‘Queen Cleopatra’ Director Speaks Out: ‘What Bothers You So Much About a Black Cleopatra?’ (EXCLUSIVE)

“It is more likely that Cleopatra looked like our actor than Elizabeth Taylor ever did.”

Netflix

Last summer, I was living in Venice Beach and had decided, due to a friend’s persistence, to visit a fortune teller. Me, ever the sceptic but game for a laugh, agreed to go along. What the fortune teller said made me roll my eyes: “I am not saying you are Cleopatra but somehow you share her story and are connected.”

Less than a month later, I got a call from a production company making Jada Pinkett Smith’s “African Queens” and was subsequently hired to direct four episodes of a drama-documentary on the life of the controversial leader. The joke was on me.

I remember as a kid seeing Elizabeth Taylor play Cleopatra. I was captivated, but even then, I felt the image was not right. Was her skin really that white? With this new production, could I find the answers about Cleopatra’s heritage and release her from the stranglehold that Hollywood had placed on her image?

Born in Iran, I am a Persian, and Cleopatra’s heritage has been attributed at one time or another to the Greeks, the Macedonians and the Persians. The known facts are that her Macedonian Greek family — the Ptolemaic lineage — intermarried with West Asian’s Seleucid dynasty and had been in Egypt for 300 years. Cleopatra was eight generations away from these Ptolemaic ancestors, making the chance of her being white somewhat unlikely. After 300 years, surely, we can safely say Cleopatra was Egyptian. She was no more Greek or Macedonian than Rita Wilson or Jennifer Aniston. Both are one generation from Greece.

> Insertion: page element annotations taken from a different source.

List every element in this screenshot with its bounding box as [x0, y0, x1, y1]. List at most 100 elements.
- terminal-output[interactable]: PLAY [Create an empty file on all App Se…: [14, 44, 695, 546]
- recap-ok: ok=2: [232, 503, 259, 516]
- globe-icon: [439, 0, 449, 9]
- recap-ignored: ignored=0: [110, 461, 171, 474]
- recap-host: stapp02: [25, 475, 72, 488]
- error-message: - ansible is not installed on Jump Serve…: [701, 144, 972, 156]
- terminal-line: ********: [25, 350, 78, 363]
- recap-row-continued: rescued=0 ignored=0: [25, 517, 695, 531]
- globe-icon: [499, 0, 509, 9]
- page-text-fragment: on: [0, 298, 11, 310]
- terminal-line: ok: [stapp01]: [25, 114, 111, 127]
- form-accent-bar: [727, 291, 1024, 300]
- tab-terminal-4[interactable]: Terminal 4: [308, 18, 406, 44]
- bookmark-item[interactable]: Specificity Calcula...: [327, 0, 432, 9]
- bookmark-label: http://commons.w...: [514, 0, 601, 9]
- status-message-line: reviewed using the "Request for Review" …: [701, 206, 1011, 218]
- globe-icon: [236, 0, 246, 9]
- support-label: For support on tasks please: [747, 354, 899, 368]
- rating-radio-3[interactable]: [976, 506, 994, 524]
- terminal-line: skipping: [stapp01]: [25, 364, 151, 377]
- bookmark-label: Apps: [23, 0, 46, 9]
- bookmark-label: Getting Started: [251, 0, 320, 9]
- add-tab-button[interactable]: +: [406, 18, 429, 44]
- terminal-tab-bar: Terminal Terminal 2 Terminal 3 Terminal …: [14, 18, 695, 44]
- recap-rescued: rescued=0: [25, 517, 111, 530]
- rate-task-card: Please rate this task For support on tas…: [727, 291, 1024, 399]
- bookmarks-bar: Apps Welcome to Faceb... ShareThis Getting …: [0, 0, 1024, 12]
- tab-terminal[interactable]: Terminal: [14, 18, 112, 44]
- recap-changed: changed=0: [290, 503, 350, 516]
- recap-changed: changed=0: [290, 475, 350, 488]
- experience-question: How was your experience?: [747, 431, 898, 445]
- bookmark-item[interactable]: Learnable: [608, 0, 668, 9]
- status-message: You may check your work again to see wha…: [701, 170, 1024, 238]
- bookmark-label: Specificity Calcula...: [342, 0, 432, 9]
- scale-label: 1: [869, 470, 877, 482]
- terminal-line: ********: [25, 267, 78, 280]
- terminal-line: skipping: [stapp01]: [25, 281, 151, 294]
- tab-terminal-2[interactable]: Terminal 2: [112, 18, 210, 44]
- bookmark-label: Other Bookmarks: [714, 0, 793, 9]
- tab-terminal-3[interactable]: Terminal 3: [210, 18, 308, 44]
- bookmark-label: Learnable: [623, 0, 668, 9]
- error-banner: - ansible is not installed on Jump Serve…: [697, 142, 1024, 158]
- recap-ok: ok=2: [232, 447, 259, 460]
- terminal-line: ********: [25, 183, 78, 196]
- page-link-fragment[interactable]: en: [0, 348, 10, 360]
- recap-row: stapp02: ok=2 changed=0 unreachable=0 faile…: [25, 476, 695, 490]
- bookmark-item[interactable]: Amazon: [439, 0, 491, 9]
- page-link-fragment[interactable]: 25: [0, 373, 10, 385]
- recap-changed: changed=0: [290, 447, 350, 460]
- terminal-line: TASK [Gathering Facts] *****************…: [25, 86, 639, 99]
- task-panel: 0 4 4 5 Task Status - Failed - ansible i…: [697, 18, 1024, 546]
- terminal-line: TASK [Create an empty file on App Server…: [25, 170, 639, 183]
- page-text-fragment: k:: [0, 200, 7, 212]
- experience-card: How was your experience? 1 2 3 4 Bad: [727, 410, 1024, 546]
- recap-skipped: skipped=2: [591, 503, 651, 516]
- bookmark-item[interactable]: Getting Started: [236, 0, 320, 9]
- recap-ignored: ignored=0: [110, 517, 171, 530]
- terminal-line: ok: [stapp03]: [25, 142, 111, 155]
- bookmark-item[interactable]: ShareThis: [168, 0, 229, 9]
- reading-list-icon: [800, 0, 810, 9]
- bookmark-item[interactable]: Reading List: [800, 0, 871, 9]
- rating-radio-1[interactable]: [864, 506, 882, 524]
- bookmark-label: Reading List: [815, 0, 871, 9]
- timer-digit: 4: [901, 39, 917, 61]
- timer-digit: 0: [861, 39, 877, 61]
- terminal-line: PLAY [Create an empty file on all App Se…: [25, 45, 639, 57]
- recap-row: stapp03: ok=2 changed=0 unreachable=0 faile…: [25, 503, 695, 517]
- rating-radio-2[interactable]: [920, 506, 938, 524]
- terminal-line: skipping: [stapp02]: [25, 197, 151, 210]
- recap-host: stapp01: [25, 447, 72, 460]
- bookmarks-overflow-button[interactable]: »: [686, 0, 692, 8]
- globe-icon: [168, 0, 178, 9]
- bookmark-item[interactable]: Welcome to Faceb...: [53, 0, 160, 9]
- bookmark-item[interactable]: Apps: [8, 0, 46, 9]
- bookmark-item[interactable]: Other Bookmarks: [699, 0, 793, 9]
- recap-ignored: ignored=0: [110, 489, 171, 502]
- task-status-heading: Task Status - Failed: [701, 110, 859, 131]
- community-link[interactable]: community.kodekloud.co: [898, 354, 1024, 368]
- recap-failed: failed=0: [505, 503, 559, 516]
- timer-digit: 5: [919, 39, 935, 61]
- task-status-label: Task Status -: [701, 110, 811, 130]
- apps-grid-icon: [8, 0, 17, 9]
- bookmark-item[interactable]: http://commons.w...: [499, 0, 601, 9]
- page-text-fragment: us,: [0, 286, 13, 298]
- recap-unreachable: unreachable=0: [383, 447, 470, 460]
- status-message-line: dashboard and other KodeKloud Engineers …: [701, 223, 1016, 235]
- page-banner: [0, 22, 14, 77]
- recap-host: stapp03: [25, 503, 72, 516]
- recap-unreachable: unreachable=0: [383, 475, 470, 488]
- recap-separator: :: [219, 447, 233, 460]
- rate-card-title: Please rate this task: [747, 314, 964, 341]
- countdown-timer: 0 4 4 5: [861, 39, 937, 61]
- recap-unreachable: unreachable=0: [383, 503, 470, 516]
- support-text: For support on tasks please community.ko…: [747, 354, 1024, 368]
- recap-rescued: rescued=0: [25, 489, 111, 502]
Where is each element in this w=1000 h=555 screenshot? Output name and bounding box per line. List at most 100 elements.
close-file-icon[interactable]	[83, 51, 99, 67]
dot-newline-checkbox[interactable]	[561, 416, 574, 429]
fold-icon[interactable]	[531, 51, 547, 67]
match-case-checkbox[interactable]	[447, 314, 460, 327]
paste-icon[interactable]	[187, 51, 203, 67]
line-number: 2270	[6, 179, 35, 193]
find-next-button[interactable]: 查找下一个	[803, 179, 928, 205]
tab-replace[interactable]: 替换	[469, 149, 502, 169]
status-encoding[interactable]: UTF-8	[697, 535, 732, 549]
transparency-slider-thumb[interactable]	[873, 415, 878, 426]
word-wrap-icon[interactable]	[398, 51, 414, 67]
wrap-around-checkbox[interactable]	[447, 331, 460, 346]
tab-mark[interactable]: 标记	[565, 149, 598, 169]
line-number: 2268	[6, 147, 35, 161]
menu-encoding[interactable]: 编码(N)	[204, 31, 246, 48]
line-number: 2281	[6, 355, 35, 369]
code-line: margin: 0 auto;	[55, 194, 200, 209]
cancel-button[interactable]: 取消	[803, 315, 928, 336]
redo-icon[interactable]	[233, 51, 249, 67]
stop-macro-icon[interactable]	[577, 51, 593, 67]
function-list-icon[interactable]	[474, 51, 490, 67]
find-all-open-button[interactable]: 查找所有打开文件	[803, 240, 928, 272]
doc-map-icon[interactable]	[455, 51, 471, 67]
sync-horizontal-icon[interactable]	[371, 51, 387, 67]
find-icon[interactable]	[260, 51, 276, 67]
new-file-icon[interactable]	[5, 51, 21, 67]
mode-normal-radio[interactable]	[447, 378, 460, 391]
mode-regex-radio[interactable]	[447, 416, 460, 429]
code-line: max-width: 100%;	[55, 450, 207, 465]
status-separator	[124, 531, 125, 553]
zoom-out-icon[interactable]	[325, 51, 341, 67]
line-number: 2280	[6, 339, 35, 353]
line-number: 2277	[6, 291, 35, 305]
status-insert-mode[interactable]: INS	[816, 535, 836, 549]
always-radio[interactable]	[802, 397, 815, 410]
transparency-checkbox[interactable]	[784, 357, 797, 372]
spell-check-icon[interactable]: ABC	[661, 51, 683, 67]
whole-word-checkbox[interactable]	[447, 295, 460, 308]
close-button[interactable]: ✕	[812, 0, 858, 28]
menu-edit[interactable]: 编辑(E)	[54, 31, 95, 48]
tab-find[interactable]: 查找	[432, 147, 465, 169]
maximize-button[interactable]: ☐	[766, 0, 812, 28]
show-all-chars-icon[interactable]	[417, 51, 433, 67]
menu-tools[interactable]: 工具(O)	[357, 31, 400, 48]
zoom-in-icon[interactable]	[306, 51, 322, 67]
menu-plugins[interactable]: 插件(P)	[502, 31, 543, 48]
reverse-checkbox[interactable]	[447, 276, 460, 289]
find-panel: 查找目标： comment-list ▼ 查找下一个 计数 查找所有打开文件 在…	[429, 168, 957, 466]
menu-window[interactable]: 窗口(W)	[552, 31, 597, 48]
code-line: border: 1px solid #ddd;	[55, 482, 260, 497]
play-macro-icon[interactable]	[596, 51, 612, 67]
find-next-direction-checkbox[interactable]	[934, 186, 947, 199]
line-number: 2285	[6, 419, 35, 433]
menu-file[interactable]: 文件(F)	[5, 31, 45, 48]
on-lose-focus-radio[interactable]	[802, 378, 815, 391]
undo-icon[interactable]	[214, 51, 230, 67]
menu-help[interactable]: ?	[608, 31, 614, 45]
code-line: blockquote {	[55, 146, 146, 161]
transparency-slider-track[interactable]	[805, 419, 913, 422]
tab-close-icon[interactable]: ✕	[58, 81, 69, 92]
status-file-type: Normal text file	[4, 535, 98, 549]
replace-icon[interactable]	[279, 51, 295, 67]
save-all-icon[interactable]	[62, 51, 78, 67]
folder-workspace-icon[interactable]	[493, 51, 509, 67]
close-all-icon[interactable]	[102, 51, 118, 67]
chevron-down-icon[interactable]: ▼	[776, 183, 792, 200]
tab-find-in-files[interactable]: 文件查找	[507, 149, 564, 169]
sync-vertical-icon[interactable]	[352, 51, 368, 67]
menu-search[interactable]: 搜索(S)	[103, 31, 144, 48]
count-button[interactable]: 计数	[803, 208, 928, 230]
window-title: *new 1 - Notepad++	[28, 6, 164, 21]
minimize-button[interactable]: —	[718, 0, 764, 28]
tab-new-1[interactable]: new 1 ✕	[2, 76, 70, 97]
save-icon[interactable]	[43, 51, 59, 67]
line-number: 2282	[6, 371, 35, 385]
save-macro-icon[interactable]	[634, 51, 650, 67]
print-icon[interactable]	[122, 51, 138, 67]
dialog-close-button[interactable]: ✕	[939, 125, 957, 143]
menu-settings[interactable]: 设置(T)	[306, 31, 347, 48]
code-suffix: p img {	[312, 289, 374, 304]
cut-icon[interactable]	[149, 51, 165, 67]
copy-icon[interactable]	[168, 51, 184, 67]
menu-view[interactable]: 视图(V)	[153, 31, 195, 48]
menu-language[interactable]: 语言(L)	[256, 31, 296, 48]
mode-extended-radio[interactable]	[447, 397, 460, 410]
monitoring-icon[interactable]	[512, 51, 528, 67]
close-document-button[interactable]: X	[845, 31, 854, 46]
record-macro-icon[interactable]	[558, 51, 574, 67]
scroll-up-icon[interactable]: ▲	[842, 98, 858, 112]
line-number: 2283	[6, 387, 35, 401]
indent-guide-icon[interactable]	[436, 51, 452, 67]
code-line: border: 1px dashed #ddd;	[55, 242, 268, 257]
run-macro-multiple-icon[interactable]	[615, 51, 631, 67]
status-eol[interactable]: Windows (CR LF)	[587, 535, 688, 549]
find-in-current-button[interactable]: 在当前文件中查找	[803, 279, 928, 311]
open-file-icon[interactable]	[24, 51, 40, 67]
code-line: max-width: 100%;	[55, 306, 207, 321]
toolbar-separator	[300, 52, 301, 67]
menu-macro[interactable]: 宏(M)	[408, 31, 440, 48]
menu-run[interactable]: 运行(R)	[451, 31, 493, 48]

Doing the research, I realized what a political act it would be to see Cleopatra portrayed by a Black actress. For me, the idea that people had gotten it so incredibly wrong before — historically, from Theda Bara to Monica Bellucci, and recently, with Angelina Jolie and Gal Gadot in the running to play her — meant we had to get it even more right. The hunt was on to find the right performer to bring Cleopatra into the 21st century.

Why shouldn’t Cleopatra be a melanated sister? And why do some people need Cleopatra to be white? Her proximity to whiteness seems to give her value, and for some Egyptians it seems to really matter.

After much hang-wringing and countless auditions, we found in Adele James an actor who could convey not only Cleopatra’s beauty, but also her strength. What the historians can confirm is that it is more likely that Cleopatra looked like Adele than Elizabeth Taylor ever did.

As production got nearer, I realized the magnitude and political nature of this job. It was important to get things right, but also to find a way of telling the story with humanism and nuance: The last thing we needed was another Cleopatra divorced from her womanhood and her power only sexualized. The HBO series “Rome” portrayed one of the most intelligent, sophisticated and powerful women in the world as a sleazy, dissipated drug addict, yet Egypt didn’t seem to mind. Where was the outrage then? But portraying her as Black? Well.